Following the respiration pathway, the Krebs cycle enters a second oxidation phase, resembling a traffic roundabout, which gives it its cyclical nature. The acetyl coA merges with oxaloacetate to create citrate synthase, leading to the name "Krebs cycle."

This citric acid undergoes oxidation through multiple steps, losing carbons as it progresses around the roundabout until oxaloacetic acid is reformed by the oxidation of malate. As carbons are released from the citric acid, they convert into carbon dioxide molecules, expelled from the cell and eventually exhaled by the body.

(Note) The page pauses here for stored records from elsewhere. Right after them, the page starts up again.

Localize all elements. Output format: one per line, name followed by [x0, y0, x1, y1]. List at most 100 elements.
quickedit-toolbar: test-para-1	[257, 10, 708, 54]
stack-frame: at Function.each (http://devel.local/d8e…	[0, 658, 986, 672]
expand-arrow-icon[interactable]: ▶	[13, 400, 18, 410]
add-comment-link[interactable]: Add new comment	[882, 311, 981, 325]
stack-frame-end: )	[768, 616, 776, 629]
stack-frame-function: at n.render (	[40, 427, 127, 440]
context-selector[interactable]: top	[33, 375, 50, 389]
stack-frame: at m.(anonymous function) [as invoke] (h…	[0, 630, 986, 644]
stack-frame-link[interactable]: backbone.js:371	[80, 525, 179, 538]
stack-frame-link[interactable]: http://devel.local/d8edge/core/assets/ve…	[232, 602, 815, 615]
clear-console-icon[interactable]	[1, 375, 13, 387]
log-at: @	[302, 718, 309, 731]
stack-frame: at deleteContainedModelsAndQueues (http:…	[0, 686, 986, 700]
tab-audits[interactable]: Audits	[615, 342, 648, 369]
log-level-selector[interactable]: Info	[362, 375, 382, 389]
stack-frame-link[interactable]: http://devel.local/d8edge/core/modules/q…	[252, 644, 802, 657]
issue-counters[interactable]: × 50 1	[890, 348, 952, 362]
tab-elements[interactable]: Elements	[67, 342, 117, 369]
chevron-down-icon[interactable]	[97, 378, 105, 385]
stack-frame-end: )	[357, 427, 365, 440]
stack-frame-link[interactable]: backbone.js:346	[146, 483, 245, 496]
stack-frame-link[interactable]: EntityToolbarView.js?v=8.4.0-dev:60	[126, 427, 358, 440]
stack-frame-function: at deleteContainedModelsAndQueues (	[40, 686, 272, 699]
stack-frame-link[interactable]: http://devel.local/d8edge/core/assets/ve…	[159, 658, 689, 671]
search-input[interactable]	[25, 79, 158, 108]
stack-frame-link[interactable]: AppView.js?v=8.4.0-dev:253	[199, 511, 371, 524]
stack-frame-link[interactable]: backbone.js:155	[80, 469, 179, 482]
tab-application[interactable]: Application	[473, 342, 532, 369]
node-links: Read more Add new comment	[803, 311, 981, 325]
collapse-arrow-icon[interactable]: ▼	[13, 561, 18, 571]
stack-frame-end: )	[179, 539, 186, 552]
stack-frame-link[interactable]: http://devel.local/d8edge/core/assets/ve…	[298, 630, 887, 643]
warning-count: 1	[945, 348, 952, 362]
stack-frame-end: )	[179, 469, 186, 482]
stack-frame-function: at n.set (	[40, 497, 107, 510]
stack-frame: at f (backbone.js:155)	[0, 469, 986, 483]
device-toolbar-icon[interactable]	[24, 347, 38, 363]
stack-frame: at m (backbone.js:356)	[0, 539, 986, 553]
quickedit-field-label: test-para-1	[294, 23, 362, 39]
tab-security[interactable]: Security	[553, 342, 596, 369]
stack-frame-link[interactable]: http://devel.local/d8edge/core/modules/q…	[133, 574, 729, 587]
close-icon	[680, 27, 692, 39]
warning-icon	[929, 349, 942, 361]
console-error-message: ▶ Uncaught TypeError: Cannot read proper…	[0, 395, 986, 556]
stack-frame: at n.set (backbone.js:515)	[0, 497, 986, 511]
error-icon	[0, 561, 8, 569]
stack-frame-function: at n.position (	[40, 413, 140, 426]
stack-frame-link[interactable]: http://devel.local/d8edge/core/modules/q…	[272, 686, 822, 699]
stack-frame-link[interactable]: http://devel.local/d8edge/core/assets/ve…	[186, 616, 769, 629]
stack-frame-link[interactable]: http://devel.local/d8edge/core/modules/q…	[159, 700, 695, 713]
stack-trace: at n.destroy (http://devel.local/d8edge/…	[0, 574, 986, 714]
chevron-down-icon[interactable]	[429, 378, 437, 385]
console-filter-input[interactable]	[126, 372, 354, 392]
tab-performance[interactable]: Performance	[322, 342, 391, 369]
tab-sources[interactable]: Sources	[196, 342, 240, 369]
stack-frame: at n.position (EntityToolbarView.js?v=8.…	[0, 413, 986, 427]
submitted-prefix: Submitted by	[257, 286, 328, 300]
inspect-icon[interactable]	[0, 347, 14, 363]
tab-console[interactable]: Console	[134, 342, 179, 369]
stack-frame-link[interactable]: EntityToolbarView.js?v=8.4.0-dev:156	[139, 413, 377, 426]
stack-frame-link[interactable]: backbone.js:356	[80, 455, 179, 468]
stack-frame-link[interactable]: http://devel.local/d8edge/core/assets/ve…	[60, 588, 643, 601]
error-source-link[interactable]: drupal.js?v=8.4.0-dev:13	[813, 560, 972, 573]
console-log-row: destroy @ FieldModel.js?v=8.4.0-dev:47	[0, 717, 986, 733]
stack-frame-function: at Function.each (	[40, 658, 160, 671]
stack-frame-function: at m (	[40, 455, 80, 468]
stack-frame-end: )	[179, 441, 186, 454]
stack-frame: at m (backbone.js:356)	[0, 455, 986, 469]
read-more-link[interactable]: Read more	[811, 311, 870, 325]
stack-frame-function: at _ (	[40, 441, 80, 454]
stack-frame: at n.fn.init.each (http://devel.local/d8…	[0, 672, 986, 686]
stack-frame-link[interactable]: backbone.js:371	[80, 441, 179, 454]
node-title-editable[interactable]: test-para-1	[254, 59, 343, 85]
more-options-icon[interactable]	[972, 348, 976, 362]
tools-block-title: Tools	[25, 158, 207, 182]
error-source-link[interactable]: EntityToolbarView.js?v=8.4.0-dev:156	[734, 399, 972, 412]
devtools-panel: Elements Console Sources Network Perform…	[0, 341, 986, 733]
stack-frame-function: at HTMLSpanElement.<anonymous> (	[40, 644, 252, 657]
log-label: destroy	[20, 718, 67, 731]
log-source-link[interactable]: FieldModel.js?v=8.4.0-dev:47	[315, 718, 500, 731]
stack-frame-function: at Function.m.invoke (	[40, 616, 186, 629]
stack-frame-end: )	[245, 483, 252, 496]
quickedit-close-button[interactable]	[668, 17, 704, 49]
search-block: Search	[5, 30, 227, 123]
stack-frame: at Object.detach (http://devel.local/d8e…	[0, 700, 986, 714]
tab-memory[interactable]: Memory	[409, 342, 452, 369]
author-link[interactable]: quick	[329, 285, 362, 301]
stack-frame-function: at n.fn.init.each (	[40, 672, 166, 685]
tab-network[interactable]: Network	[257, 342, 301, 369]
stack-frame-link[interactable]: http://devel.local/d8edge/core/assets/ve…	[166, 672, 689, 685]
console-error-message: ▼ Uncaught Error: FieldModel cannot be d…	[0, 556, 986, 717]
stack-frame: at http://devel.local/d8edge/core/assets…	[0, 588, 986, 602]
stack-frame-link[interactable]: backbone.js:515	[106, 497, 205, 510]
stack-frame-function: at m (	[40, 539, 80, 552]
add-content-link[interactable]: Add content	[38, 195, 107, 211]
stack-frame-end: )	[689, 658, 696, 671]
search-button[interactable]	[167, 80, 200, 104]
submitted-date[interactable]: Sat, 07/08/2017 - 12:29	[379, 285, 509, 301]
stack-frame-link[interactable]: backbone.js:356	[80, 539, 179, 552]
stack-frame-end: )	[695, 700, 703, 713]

Energy Generation and CoenzymeA

"In the second oxidation phase, a high-energy bond forms with the sulfur of CoA, resulting in Succinate-CoA," explains Beach. "This bond contains sufficient energy to directly generate an ATP equivalent; GTP is produced instead, but it holds the same energy level as ATP — a unique characteristic of this system."

"The detachment of CoenzymeA leaves behind a Succinate molecule. From this stage, a sequence of steps reorganizes chemical bonds and introduces oxidation events to regenerate the original oxaloacetate. Throughout this process, the pathway generates a low-energy FADH molecule and a final NADH molecule," Beach adds.

Implications and Evolutionary Insights

For every glucose molecule entering respiration, the roundabout can complete two cycles, one for each pyruvate. However, it isn't mandatory for the cycle to run twice, as cells can divert carbons for other macromolecules or introduce additional carbons by breaking down amino acids or utilizing energy stored in fats.

As you can see, the biochemistry is intricate. Beach highlights that a key feature of the Krebs cycle is the recurring presence of adenosine — found in NADH, FADH, CoenzymeA, and ATP molecules.

"Adenosine acts as a 'molecular handle' for proteins to latch onto. It's plausible that ATP binding pockets evolved to be reused, creating binding sites for other molecules with similar structures."